I
Que extraordinaria idea había tenido, realmente, esa noche, de elegir
por reina a la Señorita Perla. Voy todos los años a celebrar Noche de
Reyes a la casa de mi viejo amigo Chantal. Mi padre que era su camarada
más íntimo me llevaba allá cuando yo era un niño. He continuado y
continuaré sin duda mientras yo viva y en tanto exista un Chantal en
este mundo.
Los Chantal, por lo demás, llevan una existencia peculiar; viven en París como si vivieran en Grasse, Evetot, o Pont-un-Mousson.

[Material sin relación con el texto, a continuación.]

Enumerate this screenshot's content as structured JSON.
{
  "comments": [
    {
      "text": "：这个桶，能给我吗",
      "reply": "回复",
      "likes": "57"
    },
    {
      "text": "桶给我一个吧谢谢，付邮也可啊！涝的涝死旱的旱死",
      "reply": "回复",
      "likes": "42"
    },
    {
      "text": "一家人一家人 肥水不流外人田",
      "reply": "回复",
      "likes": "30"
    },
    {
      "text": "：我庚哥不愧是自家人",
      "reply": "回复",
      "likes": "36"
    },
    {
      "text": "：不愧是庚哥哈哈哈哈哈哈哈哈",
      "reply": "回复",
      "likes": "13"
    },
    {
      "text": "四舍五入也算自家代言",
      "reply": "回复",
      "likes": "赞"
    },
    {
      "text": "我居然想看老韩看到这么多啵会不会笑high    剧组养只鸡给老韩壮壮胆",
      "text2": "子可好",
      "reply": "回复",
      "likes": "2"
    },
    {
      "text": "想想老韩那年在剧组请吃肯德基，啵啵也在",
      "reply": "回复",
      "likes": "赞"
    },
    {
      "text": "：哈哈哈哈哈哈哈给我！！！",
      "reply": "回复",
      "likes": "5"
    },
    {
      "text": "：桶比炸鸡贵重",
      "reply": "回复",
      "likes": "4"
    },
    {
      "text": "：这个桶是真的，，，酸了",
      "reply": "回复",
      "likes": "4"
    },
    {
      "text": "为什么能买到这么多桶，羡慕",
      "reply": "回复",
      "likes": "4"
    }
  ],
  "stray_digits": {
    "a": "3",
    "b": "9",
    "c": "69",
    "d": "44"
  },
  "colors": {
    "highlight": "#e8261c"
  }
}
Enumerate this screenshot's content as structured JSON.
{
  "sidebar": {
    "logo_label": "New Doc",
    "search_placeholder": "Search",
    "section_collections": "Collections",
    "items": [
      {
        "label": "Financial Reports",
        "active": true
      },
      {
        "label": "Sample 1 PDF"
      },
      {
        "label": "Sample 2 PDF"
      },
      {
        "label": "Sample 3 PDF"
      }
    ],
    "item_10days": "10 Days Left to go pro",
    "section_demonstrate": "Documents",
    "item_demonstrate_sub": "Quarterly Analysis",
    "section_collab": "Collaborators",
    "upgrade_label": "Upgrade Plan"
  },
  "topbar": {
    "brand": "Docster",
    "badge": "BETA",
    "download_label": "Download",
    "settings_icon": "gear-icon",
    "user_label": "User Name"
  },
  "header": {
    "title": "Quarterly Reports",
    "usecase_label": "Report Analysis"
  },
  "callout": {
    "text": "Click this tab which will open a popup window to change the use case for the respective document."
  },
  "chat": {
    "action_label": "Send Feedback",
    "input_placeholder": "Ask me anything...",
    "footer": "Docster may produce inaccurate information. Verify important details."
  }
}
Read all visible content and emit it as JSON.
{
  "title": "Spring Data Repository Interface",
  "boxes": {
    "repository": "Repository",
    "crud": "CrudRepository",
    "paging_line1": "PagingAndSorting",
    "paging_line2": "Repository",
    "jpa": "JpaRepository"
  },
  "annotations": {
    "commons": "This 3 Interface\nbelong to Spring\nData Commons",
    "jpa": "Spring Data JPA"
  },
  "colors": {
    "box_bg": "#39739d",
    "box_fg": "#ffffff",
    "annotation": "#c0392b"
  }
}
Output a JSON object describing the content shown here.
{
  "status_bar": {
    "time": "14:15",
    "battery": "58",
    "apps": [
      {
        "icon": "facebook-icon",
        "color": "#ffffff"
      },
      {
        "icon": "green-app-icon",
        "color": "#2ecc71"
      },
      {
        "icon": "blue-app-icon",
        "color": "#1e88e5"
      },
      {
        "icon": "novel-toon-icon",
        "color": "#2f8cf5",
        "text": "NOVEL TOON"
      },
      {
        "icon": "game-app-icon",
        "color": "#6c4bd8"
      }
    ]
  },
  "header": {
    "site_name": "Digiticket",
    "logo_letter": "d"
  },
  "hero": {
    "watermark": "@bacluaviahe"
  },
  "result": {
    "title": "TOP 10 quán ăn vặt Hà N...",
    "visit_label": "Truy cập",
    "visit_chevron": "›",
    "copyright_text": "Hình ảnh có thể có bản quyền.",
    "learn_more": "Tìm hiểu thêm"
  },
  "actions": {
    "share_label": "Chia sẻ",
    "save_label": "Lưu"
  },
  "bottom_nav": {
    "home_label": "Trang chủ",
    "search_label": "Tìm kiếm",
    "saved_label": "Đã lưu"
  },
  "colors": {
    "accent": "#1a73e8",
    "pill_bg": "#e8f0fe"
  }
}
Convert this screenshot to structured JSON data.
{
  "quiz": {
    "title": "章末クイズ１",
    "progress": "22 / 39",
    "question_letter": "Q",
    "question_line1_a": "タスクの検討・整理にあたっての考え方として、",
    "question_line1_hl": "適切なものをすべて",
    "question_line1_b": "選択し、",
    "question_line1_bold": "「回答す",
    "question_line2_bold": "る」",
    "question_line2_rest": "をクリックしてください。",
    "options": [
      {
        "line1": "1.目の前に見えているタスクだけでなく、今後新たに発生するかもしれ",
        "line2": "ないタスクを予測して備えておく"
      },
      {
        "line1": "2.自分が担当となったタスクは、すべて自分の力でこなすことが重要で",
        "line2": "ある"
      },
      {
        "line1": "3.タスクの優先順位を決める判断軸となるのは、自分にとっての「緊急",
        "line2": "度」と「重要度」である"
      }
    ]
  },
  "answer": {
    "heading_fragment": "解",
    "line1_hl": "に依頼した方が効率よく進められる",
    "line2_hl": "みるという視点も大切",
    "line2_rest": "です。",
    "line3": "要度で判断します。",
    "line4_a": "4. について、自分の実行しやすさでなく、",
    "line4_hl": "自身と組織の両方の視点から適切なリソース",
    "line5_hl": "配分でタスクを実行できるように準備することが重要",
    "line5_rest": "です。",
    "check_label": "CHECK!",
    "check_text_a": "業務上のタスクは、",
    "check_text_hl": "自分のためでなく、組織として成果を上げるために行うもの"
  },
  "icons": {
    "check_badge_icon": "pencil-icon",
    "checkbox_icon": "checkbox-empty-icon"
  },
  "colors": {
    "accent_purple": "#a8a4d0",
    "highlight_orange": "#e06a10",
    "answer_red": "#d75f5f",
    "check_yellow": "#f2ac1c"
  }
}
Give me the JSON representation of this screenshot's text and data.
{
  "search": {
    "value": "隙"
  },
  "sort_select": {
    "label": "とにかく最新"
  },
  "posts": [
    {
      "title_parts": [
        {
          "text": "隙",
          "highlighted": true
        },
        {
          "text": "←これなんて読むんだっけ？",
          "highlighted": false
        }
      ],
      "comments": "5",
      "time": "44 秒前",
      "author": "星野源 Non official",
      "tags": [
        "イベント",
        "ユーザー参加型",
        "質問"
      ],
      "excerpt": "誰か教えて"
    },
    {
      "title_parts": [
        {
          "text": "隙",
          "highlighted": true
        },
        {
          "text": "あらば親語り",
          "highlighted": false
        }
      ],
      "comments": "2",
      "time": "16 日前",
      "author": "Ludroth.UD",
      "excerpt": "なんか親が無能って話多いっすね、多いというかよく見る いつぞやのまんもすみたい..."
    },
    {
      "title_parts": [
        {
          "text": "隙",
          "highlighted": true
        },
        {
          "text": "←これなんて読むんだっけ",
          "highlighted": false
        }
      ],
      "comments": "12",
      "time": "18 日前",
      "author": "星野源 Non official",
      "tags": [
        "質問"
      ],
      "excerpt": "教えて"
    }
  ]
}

Son dueños de una casa con jardín junto al observatorio. Viven allí
como si estuvieran en provincia. De París, del verdadero París, no saben
nada, no sospechan nada; ¡ellos están lejos, muy lejos!. De vez en
cuando, sin embargo, hacen un viaje, un largo viaje. La señora Chantal
va a las grandes provisiones, como se dice en familia. He aquí como se
hace el gran aprovisionamiento.
La señorita Perla que tiene las llaves del armario de la cocina
(porque los armarios de la ropa blanca son administrados por la propia
Señora dueña de casa), verifica si el azúcar está a punto de terminarse,
si las conservas se han agotado y que no queda gran cosa en el fondo de
la bolsa de café.
Así en guardia contra la hambruna, la Señora Chantal pasa la
inspección a lo que queda, tomando notas en una libreta. Luego que ha
anotado muchos números, se entrega, en primer lugar a largos cálculos y a
continuación mantiene largas discusiones con la Señorita Perla.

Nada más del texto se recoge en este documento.